For each priority keyword:
- Define the target keyword and two or three supporting terms
- Choose the content format (match what's ranking, unless you have a clear reason to diverge)
- Identify internal links you'll include
- Set a target word count based on what's ranking
- Note any unique angle you can bring — original data, a clearer explanation, a perspective their content lacks
Without a unique angle, you're publishing a copy of content that already exists and hoping Google picks yours. That doesn't work reliably. Even a small differentiation — a better example, a more honest take, a fresher data point — gives you something to stand on.
Doing This at Scale
If you have 10 competitors and you're serious about capturing their traffic, the gap list gets large fast. Running this process across a full competitive set can surface hundreds of real keyword opportunities.
At that scale, the manual approach breaks down — not because the methodology changes, but because exporting, filtering, and auditing hundreds of URLs takes more time than most teams have.
Some sites handle this by narrowing scope to 2–3 competitors.

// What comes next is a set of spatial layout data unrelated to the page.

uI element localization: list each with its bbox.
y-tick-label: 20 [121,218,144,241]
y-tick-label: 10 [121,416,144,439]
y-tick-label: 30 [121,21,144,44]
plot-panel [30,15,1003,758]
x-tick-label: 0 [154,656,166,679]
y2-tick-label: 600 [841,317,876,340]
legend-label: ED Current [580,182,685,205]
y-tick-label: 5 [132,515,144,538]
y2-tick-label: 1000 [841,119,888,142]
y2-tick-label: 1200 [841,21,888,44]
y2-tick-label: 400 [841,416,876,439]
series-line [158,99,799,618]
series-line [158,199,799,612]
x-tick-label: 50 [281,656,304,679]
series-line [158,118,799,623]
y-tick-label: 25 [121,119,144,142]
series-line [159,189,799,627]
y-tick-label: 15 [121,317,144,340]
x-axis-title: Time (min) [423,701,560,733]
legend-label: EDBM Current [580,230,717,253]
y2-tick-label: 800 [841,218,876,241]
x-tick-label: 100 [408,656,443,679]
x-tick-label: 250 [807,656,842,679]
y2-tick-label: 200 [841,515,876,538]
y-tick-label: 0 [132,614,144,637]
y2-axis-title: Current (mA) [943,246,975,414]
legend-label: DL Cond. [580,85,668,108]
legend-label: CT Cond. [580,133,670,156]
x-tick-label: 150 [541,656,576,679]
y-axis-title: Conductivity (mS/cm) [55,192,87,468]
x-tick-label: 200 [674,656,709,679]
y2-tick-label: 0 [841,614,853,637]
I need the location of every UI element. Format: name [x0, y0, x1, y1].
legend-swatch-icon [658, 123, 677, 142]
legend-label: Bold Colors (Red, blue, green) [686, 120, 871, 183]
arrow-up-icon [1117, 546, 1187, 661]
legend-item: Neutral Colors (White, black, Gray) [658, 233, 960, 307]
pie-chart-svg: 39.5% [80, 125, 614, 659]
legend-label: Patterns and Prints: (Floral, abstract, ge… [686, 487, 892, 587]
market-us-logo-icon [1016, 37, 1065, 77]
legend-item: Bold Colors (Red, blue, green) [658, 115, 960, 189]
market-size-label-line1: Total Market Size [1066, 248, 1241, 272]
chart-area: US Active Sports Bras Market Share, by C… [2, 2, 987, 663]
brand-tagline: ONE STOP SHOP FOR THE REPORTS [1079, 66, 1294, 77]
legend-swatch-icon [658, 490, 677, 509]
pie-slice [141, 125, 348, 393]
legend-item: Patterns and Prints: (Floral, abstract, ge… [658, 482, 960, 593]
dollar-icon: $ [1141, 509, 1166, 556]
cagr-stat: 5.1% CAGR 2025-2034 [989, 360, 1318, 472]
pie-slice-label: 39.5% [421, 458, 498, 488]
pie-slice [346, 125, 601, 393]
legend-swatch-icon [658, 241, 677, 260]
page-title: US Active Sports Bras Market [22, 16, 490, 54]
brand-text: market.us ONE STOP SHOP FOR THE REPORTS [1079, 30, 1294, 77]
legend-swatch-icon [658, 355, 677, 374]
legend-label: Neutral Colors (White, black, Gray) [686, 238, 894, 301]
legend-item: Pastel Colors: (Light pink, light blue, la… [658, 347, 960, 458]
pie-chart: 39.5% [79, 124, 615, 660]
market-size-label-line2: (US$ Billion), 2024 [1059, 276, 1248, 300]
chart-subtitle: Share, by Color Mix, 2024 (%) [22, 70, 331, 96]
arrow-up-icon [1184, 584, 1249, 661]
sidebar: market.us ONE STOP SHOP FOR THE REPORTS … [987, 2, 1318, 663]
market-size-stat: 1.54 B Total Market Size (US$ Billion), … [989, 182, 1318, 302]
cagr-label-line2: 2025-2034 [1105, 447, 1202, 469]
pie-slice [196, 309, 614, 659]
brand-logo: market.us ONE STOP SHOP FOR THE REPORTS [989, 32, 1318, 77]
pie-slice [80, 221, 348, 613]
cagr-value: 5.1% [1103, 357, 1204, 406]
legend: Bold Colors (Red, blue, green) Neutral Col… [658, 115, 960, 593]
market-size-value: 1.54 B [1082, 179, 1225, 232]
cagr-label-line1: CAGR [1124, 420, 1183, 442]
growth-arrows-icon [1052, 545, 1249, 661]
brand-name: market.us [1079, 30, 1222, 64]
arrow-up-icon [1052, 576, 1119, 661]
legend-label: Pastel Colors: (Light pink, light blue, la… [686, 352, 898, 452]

Others use tooling to automate the gap identification. Rankfill, for example, maps your full competitive set and outputs a prioritized content plan with traffic estimates, which is one way to compress the research phase if you're working with limited bandwidth.
For a step-by-step walkthrough of the full research process, Keyword Research Competitor Analysis: A Step-by-Step Guide goes deeper on tooling and methodology.
What to Avoid
Chasing every gap. You'll find more opportunities than you can act on. Focus beats volume every time.
Ignoring search intent. If the keyword is informational and you build a product page, you won't rank. Match the intent of what's already ranking.
Skipping the content audit. The keyword alone doesn't tell you what to build. You have to look at what's actually ranking.
Treating this as a one-time exercise. Competitors keep publishing. Running this analysis quarterly keeps you from falling further behind.
FAQ
How often should I run a competitor content analysis? Quarterly is a reasonable cadence for most sites. If you're in a fast-moving space or actively publishing new content, monthly makes sense.
What's the best free tool for this? Ubersuggest and Google Search Console (for your own data) can get you started. For competitor data specifically, free tiers are limited — Ahrefs and Semrush both offer trials worth using for an initial analysis.
How many competitors should I analyze? Three to five is manageable for a manual process. Focus on the ones you encounter most often in the SERPs for your priority keywords, not necessarily your biggest business rivals.
Do I need to outrank them on every keyword they rank for? No. Find the keywords where they're ranking but not dominant — positions 5–20 — and where difficulty is manageable. Competing for keywords where they hold position 1 with strong backlinks is a long fight. Go around them first.
What if a competitor ranks for thousands of keywords I don't? Filter aggressively. Sort by volume, cut anything below your threshold, then cut anything with difficulty above your site's current authority level. You'll likely end up with a workable list of 50–200 real opportunities.
What do I do after I publish the content? Track rankings for the target keyword starting week two. If you're not moving into the top 20 within 60–90 days, check whether you need more internal links pointing to the page, stronger on-page optimization, or external links. Finding and targeting competitor keywords also covers how to build authority around these gaps once the content is live.